Page:Revue des Deux Mondes - 1911 - tome 3.djvu/192

Le texte de cette page a été corrigé et est conforme au fac-similé.

Pour le coup, il fallut bien se rendre. Un jour, au Théâtre-Français, un officier vient se planter devant Lemercier, qui le prie de se ranger. L’officier, un géant, toise le poète et ne bouge. « Monsieur, reprend Lemercier, je vous ai dit que vous m’empêchiez de voir, et je vous ordonne de vous retirer de devant moi. — Vous m’ordonnez ! Savez-vous à qui vous parlez ? A un homme qui a rapporté les drapeaux de l’armée d’Italie. — C’est possible : un âne a bien porté Jésus-Christ. » Un duel s’ensuivit, et l’officier eut le bras cassé. Voilà pour le courage ; et, quant au sang-froid, il suffit de rappeler le mot à cet ami qui se fâchait parce qu’on sifflait une pièce de lui, Lemercier : « Calmez-vous ; tout à l’heure vous en entendrez bien d’autres. » Il donnait à Talma des leçons de difformité, montrant, par son exemple, comment l’élégance et la grâce peuvent se combiner avec l’infirmité du corps. Le jour où il eut une attaque de paralysie, il lisait une de ses comédies dans une séance particulière de l’Académie française : « Excusez-moi, messieurs, dit-il tranquillement, je ne puis achever, je viens de perdre la vue. »

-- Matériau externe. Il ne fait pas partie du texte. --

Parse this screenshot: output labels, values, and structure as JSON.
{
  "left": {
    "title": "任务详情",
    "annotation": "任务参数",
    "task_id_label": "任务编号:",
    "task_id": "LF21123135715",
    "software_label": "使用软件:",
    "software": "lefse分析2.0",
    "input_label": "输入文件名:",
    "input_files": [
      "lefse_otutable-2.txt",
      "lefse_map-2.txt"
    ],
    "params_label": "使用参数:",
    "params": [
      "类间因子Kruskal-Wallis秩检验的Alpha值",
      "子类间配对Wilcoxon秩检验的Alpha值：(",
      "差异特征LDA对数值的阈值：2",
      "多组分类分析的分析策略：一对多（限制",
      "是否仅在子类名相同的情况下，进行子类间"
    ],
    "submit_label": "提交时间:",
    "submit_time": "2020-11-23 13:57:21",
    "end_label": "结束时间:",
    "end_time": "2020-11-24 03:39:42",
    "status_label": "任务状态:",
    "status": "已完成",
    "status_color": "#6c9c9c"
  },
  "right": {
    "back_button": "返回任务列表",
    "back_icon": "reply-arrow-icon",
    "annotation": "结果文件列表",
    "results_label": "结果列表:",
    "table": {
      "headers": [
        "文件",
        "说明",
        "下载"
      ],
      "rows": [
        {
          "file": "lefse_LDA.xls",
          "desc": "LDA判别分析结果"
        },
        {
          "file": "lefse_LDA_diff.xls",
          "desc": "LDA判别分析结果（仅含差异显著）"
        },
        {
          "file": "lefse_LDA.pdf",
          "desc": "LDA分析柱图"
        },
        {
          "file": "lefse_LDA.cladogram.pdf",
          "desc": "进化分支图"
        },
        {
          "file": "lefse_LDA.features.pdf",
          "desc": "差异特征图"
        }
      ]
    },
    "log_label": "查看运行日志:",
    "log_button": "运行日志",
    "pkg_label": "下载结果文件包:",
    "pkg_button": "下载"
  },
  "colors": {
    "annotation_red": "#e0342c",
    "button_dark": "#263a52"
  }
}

La physionomie du foyer ne se modifie pas sensiblement sous la Restauration et la monarchie de Juillet : acteurs et littérateurs en forment toujours le fonds habituel, agrémenté parfois de visites princières, politiques et autres. La liberté parlementaire, la liberté de la conversation et la liberté des salons ont pour le foyer un double effet contraire : d’une part, on peut dire ce qu’on veut, et, à certaines heures, la critique en tout genre s’épanouit avec une ampleur, une verve extraordinaires qu’aucune nécessité de prudence ne contient ; d’autre part, les virtuoses de la causerie, n’ayant plus à redouter la prison ou l’exil, parlent partout, dans la rue, au café, au salon, à la tribune, les réunions se multiplient, enlèvent aux foyers une partie de leur brillante clientèle. Et puis, vers le milieu de la monarchie de Juillet, la mode s’accentue d’aller retrouver acteurs et actrices dans leurs loges ; autant de petits salons nouveaux, de petits foyers d’esprit, sans parler des coulisses qui, de tout temps, ont abrité force commerces intellectuels… et autres. Qu’on ne s’étonne donc pas si le foyer des artistes a parfois ses crises ou plutôt ses soirées et ses périodes de langueur, suivies de brillans retours. C’est à celles-là que font allusion des écrivains qui sans doute y ont fréquenté d’une manière intermittente et accidentelle.